FPGA Implementation of Clockless Stochastic LDPC Decoder
Channel coding is a technique used in digital communications to ensure a transmission is received across a noisy channel with minimal or no errors. This is done by adding redundant parity check bits to the signal prior to transmission to allow the decoder to reconstruct the original message at the receiver end. Low-Density Parity-Check (LDPC) codes are a powerful class of forward-error-correcting codes that perform at near the Shannon limit. Fully parallel implementations of LDPC decoders suffer from high wiring complexity and large clock networks leading to high power and area consumption.

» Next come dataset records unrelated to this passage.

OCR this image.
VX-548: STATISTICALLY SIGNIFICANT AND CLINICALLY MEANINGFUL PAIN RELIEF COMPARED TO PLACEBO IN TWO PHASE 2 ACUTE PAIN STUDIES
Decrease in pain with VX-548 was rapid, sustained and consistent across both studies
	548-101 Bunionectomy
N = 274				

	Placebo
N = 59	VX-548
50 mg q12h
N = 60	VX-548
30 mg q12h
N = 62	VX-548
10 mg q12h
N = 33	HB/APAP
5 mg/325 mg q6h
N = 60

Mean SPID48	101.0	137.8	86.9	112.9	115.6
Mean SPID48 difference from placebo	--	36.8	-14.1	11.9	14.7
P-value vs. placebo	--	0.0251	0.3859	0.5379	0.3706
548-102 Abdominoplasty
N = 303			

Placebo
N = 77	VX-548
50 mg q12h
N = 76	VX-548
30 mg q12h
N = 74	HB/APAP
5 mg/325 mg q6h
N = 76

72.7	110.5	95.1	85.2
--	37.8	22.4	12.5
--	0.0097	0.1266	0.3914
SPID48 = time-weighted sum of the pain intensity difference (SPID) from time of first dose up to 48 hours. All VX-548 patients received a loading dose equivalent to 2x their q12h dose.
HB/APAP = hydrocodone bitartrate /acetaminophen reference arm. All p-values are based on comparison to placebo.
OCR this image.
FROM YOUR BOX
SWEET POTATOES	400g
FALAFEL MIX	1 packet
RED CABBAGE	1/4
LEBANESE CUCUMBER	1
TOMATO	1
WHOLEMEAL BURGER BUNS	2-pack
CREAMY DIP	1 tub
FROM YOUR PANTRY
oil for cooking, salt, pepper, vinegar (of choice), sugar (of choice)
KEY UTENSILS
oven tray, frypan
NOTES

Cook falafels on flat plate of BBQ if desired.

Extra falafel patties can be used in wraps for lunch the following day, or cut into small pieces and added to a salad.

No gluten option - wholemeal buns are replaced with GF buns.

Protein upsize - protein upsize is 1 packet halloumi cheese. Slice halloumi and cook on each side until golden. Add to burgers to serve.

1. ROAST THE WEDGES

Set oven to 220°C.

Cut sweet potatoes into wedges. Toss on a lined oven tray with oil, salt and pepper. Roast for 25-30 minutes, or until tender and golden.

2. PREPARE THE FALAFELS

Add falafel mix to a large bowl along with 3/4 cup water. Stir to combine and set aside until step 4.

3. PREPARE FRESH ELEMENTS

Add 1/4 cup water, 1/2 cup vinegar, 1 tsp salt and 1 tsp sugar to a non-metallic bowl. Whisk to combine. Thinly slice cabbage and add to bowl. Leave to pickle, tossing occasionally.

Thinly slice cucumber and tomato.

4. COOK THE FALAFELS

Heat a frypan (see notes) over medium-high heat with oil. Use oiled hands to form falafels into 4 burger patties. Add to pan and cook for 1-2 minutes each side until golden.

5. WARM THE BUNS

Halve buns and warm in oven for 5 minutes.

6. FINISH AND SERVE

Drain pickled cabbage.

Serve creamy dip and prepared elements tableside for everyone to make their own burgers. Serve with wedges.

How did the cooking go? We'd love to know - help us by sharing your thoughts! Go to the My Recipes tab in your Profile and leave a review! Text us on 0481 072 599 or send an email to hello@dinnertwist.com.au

Stochastic processing is a method of significantly reducing the wiring complexity. A stochastic signal is a serial stream of randomly generated bits used to convey a probability. The probability that each bit is '1' is equal to the probability that is being communicated. For example the probability 0.6 could be represented by the streams '10110' or '0110101011'. This type of probability representation simplifies multiplication and division operations into simple gates and so the iterative decoding algorithms simplify significantly. The disadvantage of stochastic decoding is that the decoding process is serial and so the throughput is reduced.
To allow for faster decoding speeds a clockless stochastic decoder is designed. With the absence of a large high-speed clock network the decoding throughput is not limited by clock delays. The decoding process is then allowed to continue in continuous time.
Proof of concept designs of (96,48) and (208,104) decoders are implemented on a Field-Programmable Logic Array (FPGA) from which frame error rate, throughput and power measurements are reported. Various trade-offs in the decoder design are explored.